|
Gus Dur
oleh : Anshari Thayib (Surya, 5/5/2000)
Mbah Ghafur senyum-senyum mendengar kini muncul topik
seminar yang unik: "Memahami Gus Dur". Artinya, Gus Dur
telah menjadi sebuah tesis, sementara model pendekatan
kajiannya bersifat menduga-duga. Dzanni. Asumtif.
"Dulu, semuanya cukup diwadahi dalam term ia seorang kiai
khariqul adah, kiai nyeleneh," ujar Mbah Ghafur.
"Maknanya?"
"Pernyataan dan aksinya, tak bisa dipahami dengan cara
biasa," ujar Mbah Ghafur.
"Bagi Cak Lan, pewarung kopi sambil nyantri, parameternya
sederhana. Tak ndakik-ndakik. Ia mengikuti mazhab ngelmu
katon, misalnya, "Apa gunanya demokrasi kalau hidup tambah
susah?"
Cak Lan tahu, dalam setiap dialog di warungnya, kadang
muncul provokasi: "Zaman Lik Harto dulu, nggak sesusah
sekarang."
Memang, para pelaku bisnis melihat perang wacana dengan
dalih demokrasi, membawa ongkos mahal. "Artinya, yang
penting sekarang bukan sekadar mengembangkan wacana
demokrasi, tapi memulihkan ekonomi," ujar seorang pelaku
bisnis.
Bagi dia, ada sisi ancaman ketika perang wacana
--termasuk wacana memahami Gus Dur-- terus bergelemak peak.
Cak Nur (Prof Dr Nurcholis Madjid) saja, yang sama-sama dari
Jombang, sama-sama berlatar pesantren, mengaku sering tidak
bisa memahami Gus Dur. Katanya: "Kita share gagasan besarnya
dan abaikan renik-renik kecil yang sukar kita pahami."
Pernyataan itu dikutip Kang Sobary dalam kata pengantar
buku Kiai Nyentrik-nya Gus Dur.
"Berarti, kita harus memosisikan kasus pelengseran
menteri dengan segala ilustrasinya sebagai renik kecil,"
sahut santri sosiologi.
Sepanjang kutipan berita yang bersumber dari tokoh PKB,
tesis Cak Nur itu langsung diamininya.
"Ada sesuatu yang tak mulus dalam hubungan kerja antara
Gus Dur dan menteri yang dicopot, itu yang paling penting,
itu substansinya," ujar seseorang.

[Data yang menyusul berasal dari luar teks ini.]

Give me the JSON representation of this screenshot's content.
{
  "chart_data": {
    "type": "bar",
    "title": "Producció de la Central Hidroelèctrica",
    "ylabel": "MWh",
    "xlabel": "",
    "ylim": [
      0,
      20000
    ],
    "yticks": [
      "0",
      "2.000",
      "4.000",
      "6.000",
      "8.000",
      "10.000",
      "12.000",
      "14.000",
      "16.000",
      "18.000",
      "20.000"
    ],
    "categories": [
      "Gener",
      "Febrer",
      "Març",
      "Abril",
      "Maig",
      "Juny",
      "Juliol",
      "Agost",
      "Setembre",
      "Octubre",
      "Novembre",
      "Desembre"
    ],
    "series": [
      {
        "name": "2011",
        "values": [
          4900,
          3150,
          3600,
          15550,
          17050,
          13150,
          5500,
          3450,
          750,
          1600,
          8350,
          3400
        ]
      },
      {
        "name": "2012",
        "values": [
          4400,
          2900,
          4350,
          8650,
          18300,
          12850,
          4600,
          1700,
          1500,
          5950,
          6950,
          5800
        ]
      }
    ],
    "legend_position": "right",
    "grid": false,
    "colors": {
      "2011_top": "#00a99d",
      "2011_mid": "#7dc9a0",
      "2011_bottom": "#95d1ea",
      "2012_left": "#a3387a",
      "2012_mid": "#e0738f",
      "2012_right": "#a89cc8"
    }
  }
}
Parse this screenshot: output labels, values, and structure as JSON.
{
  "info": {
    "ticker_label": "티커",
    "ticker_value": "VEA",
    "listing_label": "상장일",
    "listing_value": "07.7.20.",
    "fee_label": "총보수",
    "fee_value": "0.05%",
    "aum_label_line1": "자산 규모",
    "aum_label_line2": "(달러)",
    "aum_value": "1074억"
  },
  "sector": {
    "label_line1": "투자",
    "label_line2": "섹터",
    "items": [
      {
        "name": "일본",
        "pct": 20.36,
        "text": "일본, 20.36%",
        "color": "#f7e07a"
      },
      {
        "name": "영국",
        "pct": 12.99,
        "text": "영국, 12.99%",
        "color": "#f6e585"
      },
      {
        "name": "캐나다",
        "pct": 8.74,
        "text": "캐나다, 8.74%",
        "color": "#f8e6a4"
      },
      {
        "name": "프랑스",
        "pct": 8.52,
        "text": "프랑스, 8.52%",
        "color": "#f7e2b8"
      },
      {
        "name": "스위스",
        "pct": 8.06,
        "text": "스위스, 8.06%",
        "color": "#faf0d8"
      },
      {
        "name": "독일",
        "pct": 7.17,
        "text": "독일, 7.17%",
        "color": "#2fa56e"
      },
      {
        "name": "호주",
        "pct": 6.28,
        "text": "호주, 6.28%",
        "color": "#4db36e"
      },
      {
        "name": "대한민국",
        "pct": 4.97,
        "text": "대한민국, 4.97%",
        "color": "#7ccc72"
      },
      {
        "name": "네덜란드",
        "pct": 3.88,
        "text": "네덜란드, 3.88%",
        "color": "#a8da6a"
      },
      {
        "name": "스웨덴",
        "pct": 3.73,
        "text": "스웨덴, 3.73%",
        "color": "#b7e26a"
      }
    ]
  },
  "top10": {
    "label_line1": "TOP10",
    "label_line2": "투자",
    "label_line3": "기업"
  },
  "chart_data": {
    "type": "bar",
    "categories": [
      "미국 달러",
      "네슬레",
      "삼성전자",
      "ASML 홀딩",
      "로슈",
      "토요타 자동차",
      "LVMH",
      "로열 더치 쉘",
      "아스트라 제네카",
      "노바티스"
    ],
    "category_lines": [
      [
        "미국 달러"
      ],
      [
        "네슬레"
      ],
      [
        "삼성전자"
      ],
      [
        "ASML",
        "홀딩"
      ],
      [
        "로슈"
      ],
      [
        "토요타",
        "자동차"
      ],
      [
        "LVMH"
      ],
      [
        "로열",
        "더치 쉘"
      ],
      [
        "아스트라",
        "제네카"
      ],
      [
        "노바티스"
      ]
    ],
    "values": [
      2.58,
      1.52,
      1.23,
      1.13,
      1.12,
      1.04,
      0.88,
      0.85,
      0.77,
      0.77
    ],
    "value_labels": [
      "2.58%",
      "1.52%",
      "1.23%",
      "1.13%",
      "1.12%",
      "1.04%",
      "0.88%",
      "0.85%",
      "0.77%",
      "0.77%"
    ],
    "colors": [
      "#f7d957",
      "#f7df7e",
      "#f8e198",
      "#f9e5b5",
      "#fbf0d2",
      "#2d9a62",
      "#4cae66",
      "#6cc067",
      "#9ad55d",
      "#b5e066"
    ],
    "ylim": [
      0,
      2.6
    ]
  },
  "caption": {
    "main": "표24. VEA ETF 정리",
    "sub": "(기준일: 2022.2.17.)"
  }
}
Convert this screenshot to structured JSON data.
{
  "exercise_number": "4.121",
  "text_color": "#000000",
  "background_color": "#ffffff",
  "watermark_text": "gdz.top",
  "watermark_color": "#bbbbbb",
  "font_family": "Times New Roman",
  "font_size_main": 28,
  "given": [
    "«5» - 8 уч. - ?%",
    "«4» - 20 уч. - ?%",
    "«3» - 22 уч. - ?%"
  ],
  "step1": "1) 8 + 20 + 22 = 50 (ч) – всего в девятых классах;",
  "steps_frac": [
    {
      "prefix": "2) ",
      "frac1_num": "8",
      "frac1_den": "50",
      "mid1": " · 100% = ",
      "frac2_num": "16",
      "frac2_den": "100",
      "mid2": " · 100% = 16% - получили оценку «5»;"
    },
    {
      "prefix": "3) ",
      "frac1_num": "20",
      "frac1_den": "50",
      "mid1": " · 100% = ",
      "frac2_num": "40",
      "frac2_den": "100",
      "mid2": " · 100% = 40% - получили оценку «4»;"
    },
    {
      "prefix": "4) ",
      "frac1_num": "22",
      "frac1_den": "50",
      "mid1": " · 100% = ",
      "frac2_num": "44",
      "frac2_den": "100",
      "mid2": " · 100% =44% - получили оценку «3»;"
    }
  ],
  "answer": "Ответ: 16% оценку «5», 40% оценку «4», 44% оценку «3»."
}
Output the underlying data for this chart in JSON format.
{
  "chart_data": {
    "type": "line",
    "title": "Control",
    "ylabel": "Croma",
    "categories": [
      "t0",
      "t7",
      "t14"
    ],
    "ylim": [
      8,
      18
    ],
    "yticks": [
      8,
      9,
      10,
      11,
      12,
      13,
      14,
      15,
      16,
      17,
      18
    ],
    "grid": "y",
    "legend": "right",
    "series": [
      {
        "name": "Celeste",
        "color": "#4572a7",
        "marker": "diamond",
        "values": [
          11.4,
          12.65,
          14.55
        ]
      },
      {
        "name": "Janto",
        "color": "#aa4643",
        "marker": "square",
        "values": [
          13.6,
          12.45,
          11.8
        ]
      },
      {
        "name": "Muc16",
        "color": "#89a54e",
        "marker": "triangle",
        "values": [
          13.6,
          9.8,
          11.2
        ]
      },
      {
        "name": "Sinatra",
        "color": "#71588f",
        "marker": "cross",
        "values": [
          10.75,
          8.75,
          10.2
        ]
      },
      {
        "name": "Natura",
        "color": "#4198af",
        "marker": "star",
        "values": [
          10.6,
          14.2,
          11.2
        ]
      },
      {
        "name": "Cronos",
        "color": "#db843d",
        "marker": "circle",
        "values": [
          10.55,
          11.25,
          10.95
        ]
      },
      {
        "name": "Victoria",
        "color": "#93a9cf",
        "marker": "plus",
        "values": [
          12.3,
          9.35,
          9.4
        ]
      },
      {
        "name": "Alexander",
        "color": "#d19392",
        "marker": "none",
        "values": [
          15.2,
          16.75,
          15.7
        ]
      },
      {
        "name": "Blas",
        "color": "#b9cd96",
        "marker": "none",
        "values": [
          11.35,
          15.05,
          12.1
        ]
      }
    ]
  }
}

Dalam konteks "cara yang
nyleneh", Kang Sobary memberikan ilustrasi pada pengantar
buku Gus Dur berjudul Kiai Nyentrik Membela Pemerintah (LKiS
Yogyakarta, 1997). Tulisnya: "Dalam perjuangan lebih besar,
saya kira Gus Dur memang bersedia mempertaruhkan
kredibilitasnya. Ia rela kehilangan kepercayaan umatnya
sendiri. Baginya, mungkin, ada sikap politik yang tak perlu
dijelaskan kepada umat. Dan, tebusannya mahal sekali:
umpatan massa." Wacana "memahami Gus Dur" terus berkembang.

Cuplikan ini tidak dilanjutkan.